The dollar fell against a basket of currencies on Tuesday as investors cut long bets ahead of testimony by Federal Reserve chief Ben Bernanke that could give more clues on when U.S. monetary stimulus will be scaled back.
Data suggested its losses against the euro would remain muted, with German investor sentiment below expectations and euro zone inflation highlighting subdued price pressures. That added to the view that the European Central Bank will keep rates low to aid an economic recovery.
"Volumes are low and unless the data is a huge surprise, which was not the case, we are not going to see huge moves. Also investors will stay cautious before Bernanke's testimony," said Alvin Tan, currency strategist at Societe Generale. "In the near term, a euro rise above $1.3200 is a sell."
The euro edged up 0.3 percent to about $1.31, recovering from $1.3057 struck after the German ZEW sentiment survey.
Some large investors including Asian central banks were lined up to sell towards $1.3120/50, traders said. The common currency's gains saw the dollar index shed 0.2 percent to 82.846. The index hit three-year high of 84.753 on July 9, the day before Federal Reserve chairman Ben Bernanke's surprisingly dovish comments on withdrawing its bond buying program caused heavy selling of the U.S. currency.
Disappointing U.S. retail sales for June has also dented expectations of an imminent reduction in stimulus by the Fed, and weighed down on the dollar.
Bernanke is due to testify on Wednesday and analysts expect him to reiterate that U.S. monetary policy will remain accommodative. He is likely to keep alive expectations the Fed will start withdrawing the stimulus later this year, while making clear it will not tighten policy. That could trigger some sharp market swings. "There is a risk that the dollar could soften a bit more," said Jane Foley, senior currency strategist at Rabobank.

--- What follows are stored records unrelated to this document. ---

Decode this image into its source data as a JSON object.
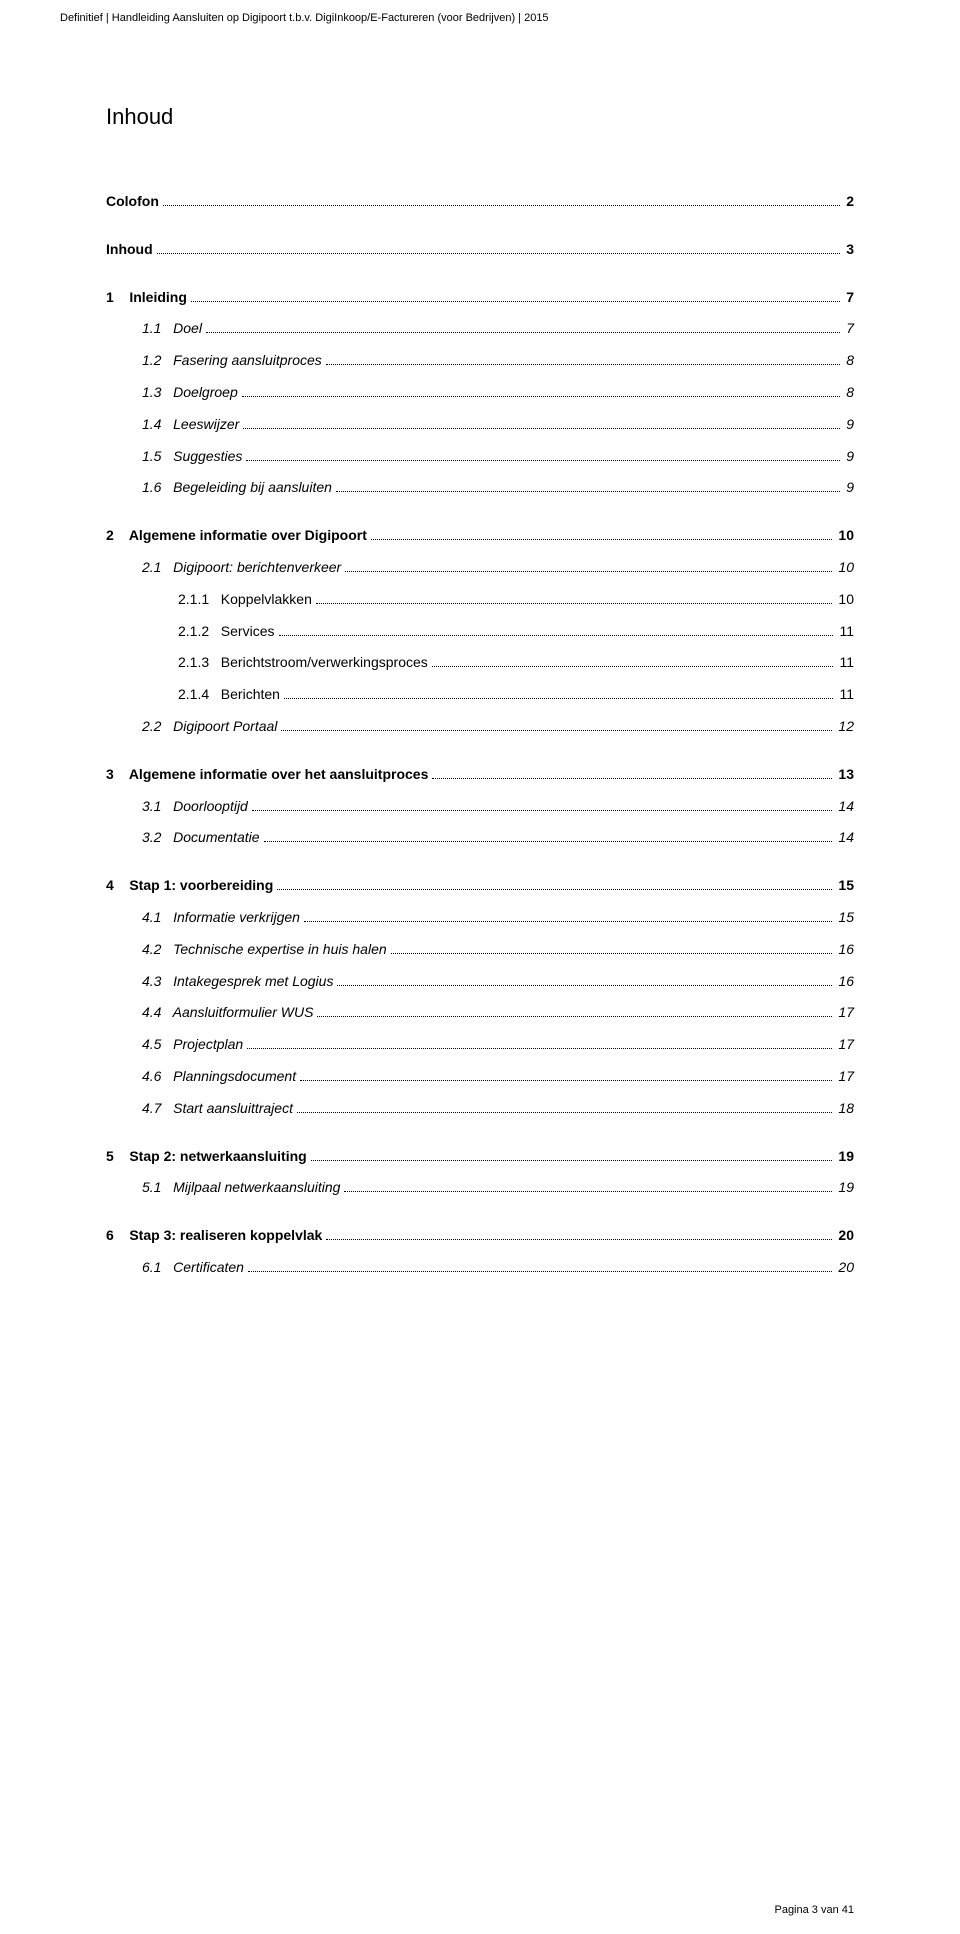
{
  "header": "Definitief | Handleiding Aansluiten op Digipoort t.b.v. DigiInkoop/E-Factureren (voor Bedrijven) | 2015",
  "title": "Inhoud",
  "footer": "Pagina 3 van 41",
  "toc": [
    {
      "label": "Colofon",
      "page": "2",
      "bold": true,
      "indent": 0
    },
    {
      "spacer": true
    },
    {
      "label": "Inhoud",
      "page": "3",
      "bold": true,
      "indent": 0
    },
    {
      "spacer": true
    },
    {
      "label": "1    Inleiding",
      "page": "7",
      "bold": true,
      "indent": 0
    },
    {
      "label": "1.1   Doel",
      "page": "7",
      "italic": true,
      "indent": 1
    },
    {
      "label": "1.2   Fasering aansluitproces",
      "page": "8",
      "italic": true,
      "indent": 1
    },
    {
      "label": "1.3   Doelgroep",
      "page": "8",
      "italic": true,
      "indent": 1
    },
    {
      "label": "1.4   Leeswijzer",
      "page": "9",
      "italic": true,
      "indent": 1
    },
    {
      "label": "1.5   Suggesties",
      "page": "9",
      "italic": true,
      "indent": 1
    },
    {
      "label": "1.6   Begeleiding bij aansluiten",
      "page": "9",
      "italic": true,
      "indent": 1
    },
    {
      "spacer": true
    },
    {
      "label": "2    Algemene informatie over Digipoort",
      "page": "10",
      "bold": true,
      "indent": 0
    },
    {
      "label": "2.1   Digipoort: berichtenverkeer",
      "page": "10",
      "italic": true,
      "indent": 1
    },
    {
      "label": "2.1.1   Koppelvlakken",
      "page": "10",
      "indent": 2
    },
    {
      "label": "2.1.2   Services",
      "page": "11",
      "indent": 2
    },
    {
      "label": "2.1.3   Berichtstroom/verwerkingsproces",
      "page": "11",
      "indent": 2
    },
    {
      "label": "2.1.4   Berichten",
      "page": "11",
      "indent": 2
    },
    {
      "label": "2.2   Digipoort Portaal",
      "page": "12",
      "italic": true,
      "indent": 1
    },
    {
      "spacer": true
    },
    {
      "label": "3    Algemene informatie over het aansluitproces",
      "page": "13",
      "bold": true,
      "indent": 0
    },
    {
      "label": "3.1   Doorlooptijd",
      "page": "14",
      "italic": true,
      "indent": 1
    },
    {
      "label": "3.2   Documentatie",
      "page": "14",
      "italic": true,
      "indent": 1
    },
    {
      "spacer": true
    },
    {
      "label": "4    Stap 1: voorbereiding",
      "page": "15",
      "bold": true,
      "indent": 0
    },
    {
      "label": "4.1   Informatie verkrijgen",
      "page": "15",
      "italic": true,
      "indent": 1
    },
    {
      "label": "4.2   Technische expertise in huis halen",
      "page": "16",
      "italic": true,
      "indent": 1
    },
    {
      "label": "4.3   Intakegesprek met Logius",
      "page": "16",
      "italic": true,
      "indent": 1
    },
    {
      "label": "4.4   Aansluitformulier WUS",
      "page": "17",
      "italic": true,
      "indent": 1
    },
    {
      "label": "4.5   Projectplan",
      "page": "17",
      "italic": true,
      "indent": 1
    },
    {
      "label": "4.6   Planningsdocument",
      "page": "17",
      "italic": true,
      "indent": 1
    },
    {
      "label": "4.7   Start aansluittraject",
      "page": "18",
      "italic": true,
      "indent": 1
    },
    {
      "spacer": true
    },
    {
      "label": "5    Stap 2: netwerkaansluiting",
      "page": "19",
      "bold": true,
      "indent": 0
    },
    {
      "label": "5.1   Mijlpaal netwerkaansluiting",
      "page": "19",
      "italic": true,
      "indent": 1
    },
    {
      "spacer": true
    },
    {
      "label": "6    Stap 3: realiseren koppelvlak",
      "page": "20",
      "bold": true,
      "indent": 0
    },
    {
      "label": "6.1   Certificaten",
      "page": "20",
      "italic": true,
      "indent": 1
    }
  ]
}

The dollar eased 0.3 percent against the yen to trade above 99 yen, staying above last week's low of 98.20 yen. An immediate resistance level is seen at 101.54 yen, its July 8 peak.
The yen could face more pressure towards the weekend on expectations that Japan's upper house election on Sunday will hand Prime Minister Shinzo Abe a big victory, giving him more freedom to push forward with his agenda to revive the economy through monetary easing.

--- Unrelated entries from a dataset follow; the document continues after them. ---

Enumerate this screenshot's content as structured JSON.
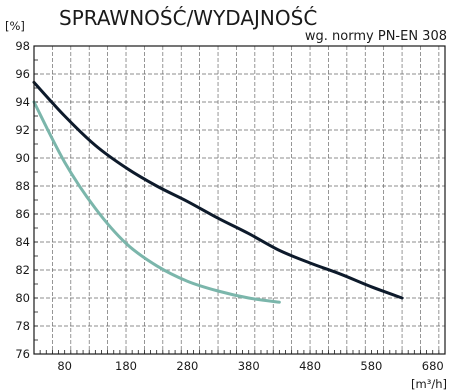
{
  "chart_data": {
    "type": "line",
    "title": "SPRAWNOŚĆ/WYDAJNOŚĆ",
    "subtitle": "wg. normy PN-EN 308",
    "ylabel": "[%]",
    "xlabel": "[m³/h]",
    "xlim": [
      30,
      700
    ],
    "ylim": [
      76,
      98
    ],
    "x_ticks": [
      80,
      180,
      280,
      380,
      480,
      580,
      680
    ],
    "y_ticks": [
      76,
      78,
      80,
      82,
      84,
      86,
      88,
      90,
      92,
      94,
      96,
      98
    ],
    "grid": true,
    "series": [
      {
        "color": "#0d1a2b",
        "points": [
          [
            30,
            95.4
          ],
          [
            80,
            93.0
          ],
          [
            130,
            90.9
          ],
          [
            180,
            89.3
          ],
          [
            230,
            88.0
          ],
          [
            280,
            86.9
          ],
          [
            330,
            85.7
          ],
          [
            380,
            84.6
          ],
          [
            430,
            83.4
          ],
          [
            480,
            82.5
          ],
          [
            530,
            81.7
          ],
          [
            580,
            80.8
          ],
          [
            630,
            80.0
          ]
        ]
      },
      {
        "color": "#7bb6ab",
        "points": [
          [
            30,
            94.0
          ],
          [
            80,
            89.7
          ],
          [
            130,
            86.4
          ],
          [
            180,
            83.9
          ],
          [
            230,
            82.3
          ],
          [
            280,
            81.2
          ],
          [
            330,
            80.5
          ],
          [
            380,
            80.0
          ],
          [
            430,
            79.7
          ]
        ]
      }
    ]
  }
}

The yen could face some pressure towards the weekend on expectations that Japan's upper house election on Sunday will hand Prime Minister Shinzo Abe a big victory, giving him more freedom to push forward with his agenda to revive the economy through monetary easing. The Australian dollar bounced 1.5 percent to above $0.92 as market players trimmed bets on further interest rate cuts following comments from the central bank.
The Reserve Bank of Australia said in the minutes of its July meeting that the current policy stance was appropriate.